District Court Finds Specific Personal Jurisdiction Over Chinese Defendants Alleged To Have Orchestrated Fraud Through U.S. Corporations

The World in U.S. Courts: Fall 2014 - Personal Jurisdiction

Tatung Co., Ltd. v. Hsu, U.S. District Court for the Central District of California, September 2, 2014

Plaintiff Tatung in this complicated and long-running case is a Chinese manufacturer that claims to have been defrauded by multiple defendants and defendant families.  Various defendants sought to be dismissed from the case for a lack of personal jurisdiction.  The Court stated that, in cases like this one alleging intentional torts, specific personal jurisdiction requires the commission of an intentional act "expressly aimed at the forum state" and causing harm, that the defendants knew such harm was likely to be suffered there, and that the claim arose from or was related to the acts.

Specific personal jurisdiction over the Houng family group was found based on uncontested allegations that these defendants orchestrated and managed a scheme to finance a business in the forum (California), which in turn was the device allegedly used to defraud Tatung as a result of statements made and actions taken in that state.  The Court found that the claims alleged would not have arisen "but for" these actions, thus satisfying another requirement of specific personal jurisdiction.

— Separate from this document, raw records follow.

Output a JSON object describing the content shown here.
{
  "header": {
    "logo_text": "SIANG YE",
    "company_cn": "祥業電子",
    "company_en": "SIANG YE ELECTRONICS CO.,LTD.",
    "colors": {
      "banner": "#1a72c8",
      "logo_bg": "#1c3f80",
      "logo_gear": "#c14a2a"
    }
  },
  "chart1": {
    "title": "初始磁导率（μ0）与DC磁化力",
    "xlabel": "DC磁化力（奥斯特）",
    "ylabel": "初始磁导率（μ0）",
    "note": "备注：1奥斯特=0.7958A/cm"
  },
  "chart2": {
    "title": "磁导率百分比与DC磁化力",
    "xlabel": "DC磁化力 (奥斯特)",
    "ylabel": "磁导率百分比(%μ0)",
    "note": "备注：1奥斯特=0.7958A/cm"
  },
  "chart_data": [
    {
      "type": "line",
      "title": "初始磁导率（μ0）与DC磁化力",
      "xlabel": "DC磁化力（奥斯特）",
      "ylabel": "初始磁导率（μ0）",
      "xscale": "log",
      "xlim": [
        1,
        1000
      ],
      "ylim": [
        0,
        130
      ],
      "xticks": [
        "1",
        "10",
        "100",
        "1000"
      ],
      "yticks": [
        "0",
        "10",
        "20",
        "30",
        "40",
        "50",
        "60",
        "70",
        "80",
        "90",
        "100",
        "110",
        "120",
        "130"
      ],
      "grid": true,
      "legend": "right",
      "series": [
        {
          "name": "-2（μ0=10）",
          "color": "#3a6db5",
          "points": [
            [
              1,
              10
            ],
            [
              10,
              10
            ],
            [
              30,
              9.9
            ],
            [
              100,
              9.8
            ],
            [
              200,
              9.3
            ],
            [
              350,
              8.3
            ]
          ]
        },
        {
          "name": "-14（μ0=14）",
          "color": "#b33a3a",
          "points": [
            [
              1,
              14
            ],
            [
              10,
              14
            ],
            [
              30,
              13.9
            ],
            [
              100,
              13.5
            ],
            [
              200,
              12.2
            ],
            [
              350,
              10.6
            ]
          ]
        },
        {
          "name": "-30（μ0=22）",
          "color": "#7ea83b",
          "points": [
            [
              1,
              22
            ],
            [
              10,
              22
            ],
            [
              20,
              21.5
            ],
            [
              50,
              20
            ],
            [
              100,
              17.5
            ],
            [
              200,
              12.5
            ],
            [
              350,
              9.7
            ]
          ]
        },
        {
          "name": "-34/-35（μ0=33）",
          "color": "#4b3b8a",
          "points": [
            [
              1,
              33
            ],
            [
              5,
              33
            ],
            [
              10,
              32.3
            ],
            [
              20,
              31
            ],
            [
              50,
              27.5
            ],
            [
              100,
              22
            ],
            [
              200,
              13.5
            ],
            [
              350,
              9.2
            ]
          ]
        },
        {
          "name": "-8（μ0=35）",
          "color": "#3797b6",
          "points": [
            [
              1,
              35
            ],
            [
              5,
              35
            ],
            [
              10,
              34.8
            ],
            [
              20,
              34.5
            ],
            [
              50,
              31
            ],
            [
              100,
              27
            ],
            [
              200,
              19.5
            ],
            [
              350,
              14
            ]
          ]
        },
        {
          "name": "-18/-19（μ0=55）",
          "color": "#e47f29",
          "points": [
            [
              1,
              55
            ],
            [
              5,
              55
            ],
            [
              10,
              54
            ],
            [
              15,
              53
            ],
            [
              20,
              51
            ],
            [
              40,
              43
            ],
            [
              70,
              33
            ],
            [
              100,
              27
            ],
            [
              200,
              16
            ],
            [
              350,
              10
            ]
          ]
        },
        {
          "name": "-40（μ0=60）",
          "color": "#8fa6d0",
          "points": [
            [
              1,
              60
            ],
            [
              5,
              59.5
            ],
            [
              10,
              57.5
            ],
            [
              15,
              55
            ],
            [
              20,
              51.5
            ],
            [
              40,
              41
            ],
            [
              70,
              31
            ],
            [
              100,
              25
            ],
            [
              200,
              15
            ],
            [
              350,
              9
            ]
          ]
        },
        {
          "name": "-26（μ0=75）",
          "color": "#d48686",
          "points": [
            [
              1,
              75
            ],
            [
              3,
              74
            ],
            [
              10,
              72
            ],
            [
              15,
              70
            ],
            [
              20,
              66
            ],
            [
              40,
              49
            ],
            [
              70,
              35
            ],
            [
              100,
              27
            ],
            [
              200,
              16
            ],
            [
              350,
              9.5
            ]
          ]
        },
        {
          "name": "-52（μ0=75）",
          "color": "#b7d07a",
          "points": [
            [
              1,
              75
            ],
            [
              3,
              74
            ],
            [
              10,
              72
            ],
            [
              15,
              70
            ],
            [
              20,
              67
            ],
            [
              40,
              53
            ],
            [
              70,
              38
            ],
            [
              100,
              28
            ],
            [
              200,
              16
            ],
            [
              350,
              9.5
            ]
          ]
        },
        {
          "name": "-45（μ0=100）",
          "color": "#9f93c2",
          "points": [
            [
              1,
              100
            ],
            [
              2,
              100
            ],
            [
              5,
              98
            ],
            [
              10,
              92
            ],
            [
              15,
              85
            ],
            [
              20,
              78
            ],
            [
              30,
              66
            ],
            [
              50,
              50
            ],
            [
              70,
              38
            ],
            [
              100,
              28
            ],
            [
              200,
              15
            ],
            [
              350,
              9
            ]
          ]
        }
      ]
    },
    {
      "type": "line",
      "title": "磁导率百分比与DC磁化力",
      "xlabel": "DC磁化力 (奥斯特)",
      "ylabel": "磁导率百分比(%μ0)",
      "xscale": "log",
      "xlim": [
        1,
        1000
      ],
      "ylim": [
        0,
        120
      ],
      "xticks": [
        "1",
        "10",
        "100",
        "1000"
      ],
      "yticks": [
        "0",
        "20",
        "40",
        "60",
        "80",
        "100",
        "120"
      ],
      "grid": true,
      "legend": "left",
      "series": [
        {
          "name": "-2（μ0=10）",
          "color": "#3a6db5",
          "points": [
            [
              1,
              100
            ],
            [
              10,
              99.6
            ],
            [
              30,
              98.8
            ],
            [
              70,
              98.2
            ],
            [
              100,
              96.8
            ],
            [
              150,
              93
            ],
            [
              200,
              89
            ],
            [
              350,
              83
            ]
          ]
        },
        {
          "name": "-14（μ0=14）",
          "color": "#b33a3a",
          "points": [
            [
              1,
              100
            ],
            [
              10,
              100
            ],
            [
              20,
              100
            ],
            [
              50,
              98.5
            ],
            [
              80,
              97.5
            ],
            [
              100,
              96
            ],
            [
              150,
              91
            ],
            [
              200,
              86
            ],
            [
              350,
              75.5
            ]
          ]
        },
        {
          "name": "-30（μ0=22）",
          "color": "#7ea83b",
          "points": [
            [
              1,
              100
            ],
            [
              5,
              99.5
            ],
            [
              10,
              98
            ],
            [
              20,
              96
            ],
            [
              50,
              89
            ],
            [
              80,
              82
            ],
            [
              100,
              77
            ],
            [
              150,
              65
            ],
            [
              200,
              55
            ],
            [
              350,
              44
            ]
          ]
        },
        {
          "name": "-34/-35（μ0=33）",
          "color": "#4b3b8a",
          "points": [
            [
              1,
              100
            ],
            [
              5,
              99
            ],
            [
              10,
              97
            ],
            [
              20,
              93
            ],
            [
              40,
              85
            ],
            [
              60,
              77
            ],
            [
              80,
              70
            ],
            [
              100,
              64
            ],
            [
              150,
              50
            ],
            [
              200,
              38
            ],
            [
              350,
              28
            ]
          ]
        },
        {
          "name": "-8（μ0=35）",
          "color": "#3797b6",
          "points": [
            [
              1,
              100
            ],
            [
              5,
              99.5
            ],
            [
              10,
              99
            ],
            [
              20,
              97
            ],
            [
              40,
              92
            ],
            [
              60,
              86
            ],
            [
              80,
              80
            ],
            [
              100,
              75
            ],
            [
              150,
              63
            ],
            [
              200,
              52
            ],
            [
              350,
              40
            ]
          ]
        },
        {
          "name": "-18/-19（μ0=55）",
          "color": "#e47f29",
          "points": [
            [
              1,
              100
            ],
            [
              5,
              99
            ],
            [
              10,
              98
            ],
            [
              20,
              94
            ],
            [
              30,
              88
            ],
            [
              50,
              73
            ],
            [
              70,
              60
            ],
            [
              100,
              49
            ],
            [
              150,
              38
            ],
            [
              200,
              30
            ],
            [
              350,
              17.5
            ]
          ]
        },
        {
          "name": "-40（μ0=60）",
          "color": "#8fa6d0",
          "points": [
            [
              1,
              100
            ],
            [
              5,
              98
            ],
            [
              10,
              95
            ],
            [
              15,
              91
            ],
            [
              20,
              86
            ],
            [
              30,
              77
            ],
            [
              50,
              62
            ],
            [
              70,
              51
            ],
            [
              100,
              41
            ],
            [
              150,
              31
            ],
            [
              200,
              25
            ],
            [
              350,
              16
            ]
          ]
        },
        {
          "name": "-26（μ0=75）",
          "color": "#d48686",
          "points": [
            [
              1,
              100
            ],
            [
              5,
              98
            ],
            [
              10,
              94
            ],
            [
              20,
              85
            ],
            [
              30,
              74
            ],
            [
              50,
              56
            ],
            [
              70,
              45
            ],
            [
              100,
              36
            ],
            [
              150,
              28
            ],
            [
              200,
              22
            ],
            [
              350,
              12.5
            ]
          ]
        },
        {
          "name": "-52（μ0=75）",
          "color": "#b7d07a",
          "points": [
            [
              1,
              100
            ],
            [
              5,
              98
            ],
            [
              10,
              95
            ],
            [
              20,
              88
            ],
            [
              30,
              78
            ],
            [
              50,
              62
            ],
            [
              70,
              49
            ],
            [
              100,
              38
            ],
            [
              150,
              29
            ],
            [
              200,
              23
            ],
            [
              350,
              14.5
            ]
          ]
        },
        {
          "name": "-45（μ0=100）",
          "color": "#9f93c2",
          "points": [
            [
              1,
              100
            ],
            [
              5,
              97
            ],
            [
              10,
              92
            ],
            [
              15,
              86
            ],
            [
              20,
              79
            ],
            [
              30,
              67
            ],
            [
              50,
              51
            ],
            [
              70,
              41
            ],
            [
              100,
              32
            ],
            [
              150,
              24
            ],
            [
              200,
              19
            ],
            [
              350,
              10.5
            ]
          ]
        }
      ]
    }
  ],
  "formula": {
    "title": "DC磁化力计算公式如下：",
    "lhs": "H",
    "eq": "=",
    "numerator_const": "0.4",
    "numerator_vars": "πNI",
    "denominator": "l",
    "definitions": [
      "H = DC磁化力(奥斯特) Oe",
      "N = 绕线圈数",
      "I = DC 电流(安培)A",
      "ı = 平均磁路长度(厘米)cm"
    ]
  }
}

Specific personal jurisdiction was found over defendant Hsu based on allegations that she intentionally directed and participated in a scheme to keep two California corporations ostensibly solvent, allowing them to entice Tatung into investing in them.  That failed investment formed the basis for Tatung's claim.

[Editor's Note:  The Tatung case is also discussed under the RICO heading of this report.]